Após o desaparecimento de Brioso e Vandelli, que marcam fortemente a escola cerâmica portuguesa, a nossa faiança continuou a manter excelente qualidade, mercê do talento de inúmeros outros artistas-artesãos. Ao fim do Séc. XIX pertencem, por exemplo, as magnificas faianças com ornamentação a tinta azul sob esmalte branco e melado, algumas vezes com retoques a cor castanha-arroxeada. E, a partir daí, a olaria popular de Coimbra manteve-se ainda muito produtiva, tanto em louça de barro comum, de diversas qualidades, como em louça de faiança, esta de acabamento muito menos apurado do que a louça fina, e, por isso mesmo, designada de «faiança ratinha».

Ainda hoje se mantêm, em Condeixa, pelo menos em boa parte, os processos de produção dos tradicionais pratos, vasos, potes, encanastrados e castiçais ou das tão procuradas terrinas, travessas, jarras e fontes de parede.

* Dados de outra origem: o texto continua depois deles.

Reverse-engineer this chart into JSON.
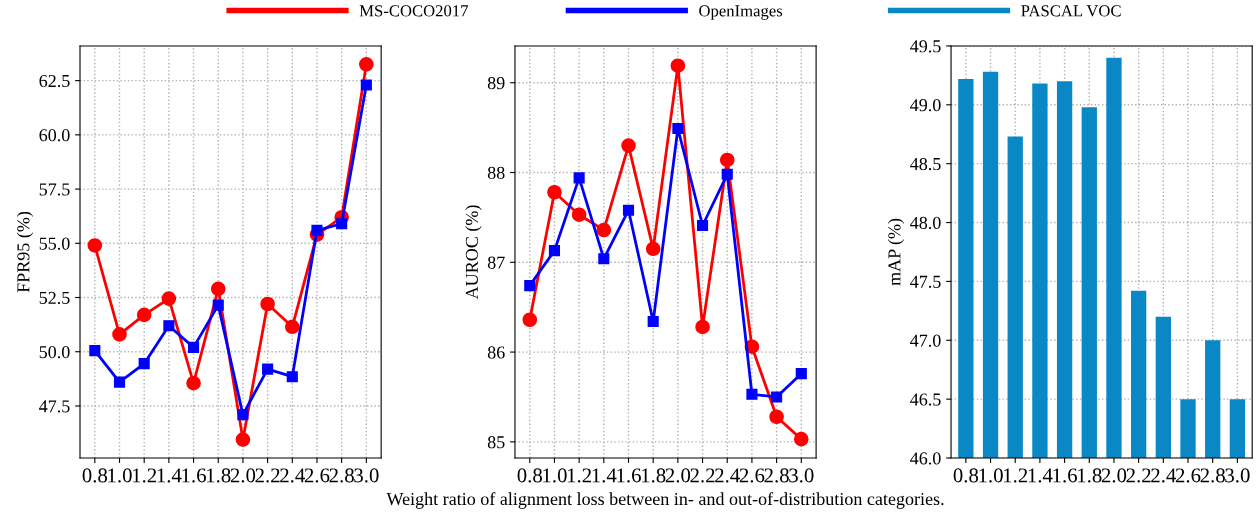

Oficinas e artesãos têm sabido manter esta característica tão própria da louça regional de Coimbra, não procurando numa faiança fina e em decorações modernistas uma falsa identidade, que ao fim e ao cabo resultaria numa cerâmica incaracterística, igual a tantas outras, mas nunca uma bela e inconfundível louça da região de Condeixa.

Importa na verdade, acima de tudo, preservar a arte desta cerâmica que, no dizer do ceramógrafo Joaquim de Vasconcelos “é a única, em Portugal, que representa a tradição oriental e, sobretudo, a influência do estilo árabe”. O estilo hispano-árabe, da Idade Média, intimamente ligado, como se sabe, ao estilo persa, implantou-se profundamente na zona, particularmente no que respeita aos aspectos decorativos.

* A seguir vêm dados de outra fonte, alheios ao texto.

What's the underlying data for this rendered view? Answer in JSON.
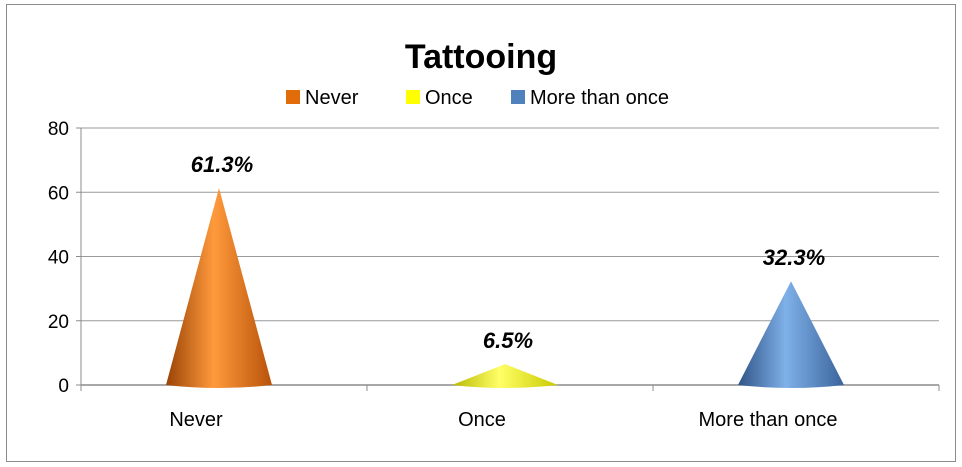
{
  "chart_data": {
    "type": "bar",
    "shape": "cone",
    "title": "Tattooing",
    "categories": [
      "Never",
      "Once",
      "More than once"
    ],
    "values": [
      61.3,
      6.5,
      32.3
    ],
    "data_labels": [
      "61.3%",
      "6.5%",
      "32.3%"
    ],
    "colors": [
      "#E36C0A",
      "#FFFF00",
      "#4F81BD"
    ],
    "legend": [
      "Never",
      "Once",
      "More than once"
    ],
    "legend_position": "top",
    "ylim": [
      0,
      80
    ],
    "yticks": [
      "0",
      "20",
      "40",
      "60",
      "80"
    ],
    "grid": true
  }
}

Em termos de composição esta cerâmica parte de uma pasta argilosa, em cuja manufactura entram argilas da região, com decoração apenas manual, sem utilização de decalcomanias, tem como parte final e como revestimento um vidrado estanífero, que depois do cozimento dá à louça aquele tom lácteo e tão castiço.

Desde o princípio que esta unidade cerâmica se sentiu obrigada a cumprir com os ditames dos grandes mestres de cerâmica coimbrã, Brioso e o italiano Vandelli. A componente decoração é integralmente executada à mão, assinada e documentada pela mão do artista. Utilizando este processo de cariz artesanal, torna cada peça «peça única». Com um elevado sentido estético de reproduções dos Sécs. XV, XVI, XVII e XVIII e imbuídas dum cunho artístico e decorativo, tornam-se únicas no País, representando a tradição oriental e a forte influência do estilo árabe.

Mantendo desta forma os processos tradicionais de produção, tem conseguido manter um carácter que torna esta louça inconfundível e verdadeiramente regional.